Remember the markets hate uncertainty despite the bounce on the rumors and data. The economic news from China was weaker again as expected… FXI resumed its downward trek. US economic data was positive helping to balance the not so good news on trade. This continues to be a tightrope we are walking relative to growth and government policy. The test of the April low in interest rates gets noticed by investors. The inversion on the yield curve is deepening and the impact could be inflation… This is a key fact to watch moving forward.
We remain in heavy cash positions for now. Looking for the opportunities worthy of the risk. Taking our time to understand the current environment of emotions versus logic. Patience wins the race in periods like this.
Markets tested and held key support levels after trading lower all week. The key issue this week was no trade deal with China. The indexes closed in the red for the week, but it could have been worse. Monday saw accelerated selling and then a bounce midweek and selling on Friday. We traded the volatility in China. We exited where the risk rose and now we look to find the next opportunities as we move forward. Economic data was on the positive side as seen above. Some sectors are moving higher, some are moving lower, some remain sideways. Plenty of question marks and only time will tell the outcome. There are some issues facing investors as the trade agreement has not materialized with China. We will continue looking at positions to take profits, adjust stops, and manage the risk of the current environment. Holding cash is not a bad thing during uncertain periods… remember one thing… you can make up for lost opportunities, but the loss of principle is much harder to regain. The goal is to avoid speculation and follow our disciplined strategy for each position. Taking it one day at a time.

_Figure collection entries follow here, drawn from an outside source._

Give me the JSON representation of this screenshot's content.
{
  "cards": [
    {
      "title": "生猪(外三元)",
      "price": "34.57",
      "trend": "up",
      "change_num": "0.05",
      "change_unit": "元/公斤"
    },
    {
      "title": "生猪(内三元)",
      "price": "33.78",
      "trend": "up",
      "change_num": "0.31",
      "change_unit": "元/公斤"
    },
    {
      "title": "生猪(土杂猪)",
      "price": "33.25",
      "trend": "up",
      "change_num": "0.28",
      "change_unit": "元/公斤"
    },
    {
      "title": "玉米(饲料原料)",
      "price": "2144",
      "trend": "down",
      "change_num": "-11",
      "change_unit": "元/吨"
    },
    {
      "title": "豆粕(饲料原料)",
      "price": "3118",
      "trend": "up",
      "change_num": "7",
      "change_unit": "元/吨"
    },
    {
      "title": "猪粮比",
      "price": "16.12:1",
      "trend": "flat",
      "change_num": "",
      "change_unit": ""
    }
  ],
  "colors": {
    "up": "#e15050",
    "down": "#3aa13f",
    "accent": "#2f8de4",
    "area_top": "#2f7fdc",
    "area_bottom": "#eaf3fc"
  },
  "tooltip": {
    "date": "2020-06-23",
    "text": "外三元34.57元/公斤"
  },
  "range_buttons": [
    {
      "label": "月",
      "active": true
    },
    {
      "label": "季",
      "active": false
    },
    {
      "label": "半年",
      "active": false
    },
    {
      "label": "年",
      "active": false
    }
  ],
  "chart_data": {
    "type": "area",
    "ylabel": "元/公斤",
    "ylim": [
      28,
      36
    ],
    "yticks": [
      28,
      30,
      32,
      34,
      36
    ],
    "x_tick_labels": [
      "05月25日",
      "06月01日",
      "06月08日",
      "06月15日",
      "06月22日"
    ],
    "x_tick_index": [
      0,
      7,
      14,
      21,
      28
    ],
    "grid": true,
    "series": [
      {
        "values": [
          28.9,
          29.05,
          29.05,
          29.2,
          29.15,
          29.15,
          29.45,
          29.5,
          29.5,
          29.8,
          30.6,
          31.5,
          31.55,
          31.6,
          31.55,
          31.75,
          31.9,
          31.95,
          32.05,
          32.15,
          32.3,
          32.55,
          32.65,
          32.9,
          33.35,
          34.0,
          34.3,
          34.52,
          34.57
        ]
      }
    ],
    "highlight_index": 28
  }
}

Seven of the eleven sectors managed to close the week in negative territory as money continues to move with some rotation. Financials and industrials led the downside for the week and raising new questions about the trend. Gold fell, the dollar rose, and the economic data was overall positive. Seven sectors remain in a positive uptrend with two moving sideways in consolidation patterns. Two are in micro downtrends. Crude held support with small move upside to end the week. We continue to take this one day at a time. There are plenty of influencers in the markets currently and headlines are the drivers.
Disciplined entry and exit points allow you to manage your risk in up or downtrends. Investing and trading is a matter of a defined strategy implemented with discipline. It is not magic. It is not being a prophet. It is about following your strategy one day at a time.
“Vision without action is a daydream… Action without vision is a nightmare.” Japanese proverb
The goal of these notes is to allow you, the investor, to learn how to see the market development as the progression through the sector develop based on news, speculation, and data. Data drives long-term results and develops trends… speculation and news are short-term drivers and offer higher risk trading opportunities. Through the use of both technical and fundamental data, we can have greater confidence in our trading strategies with a disciplined approach to investing and managing the risk of our money.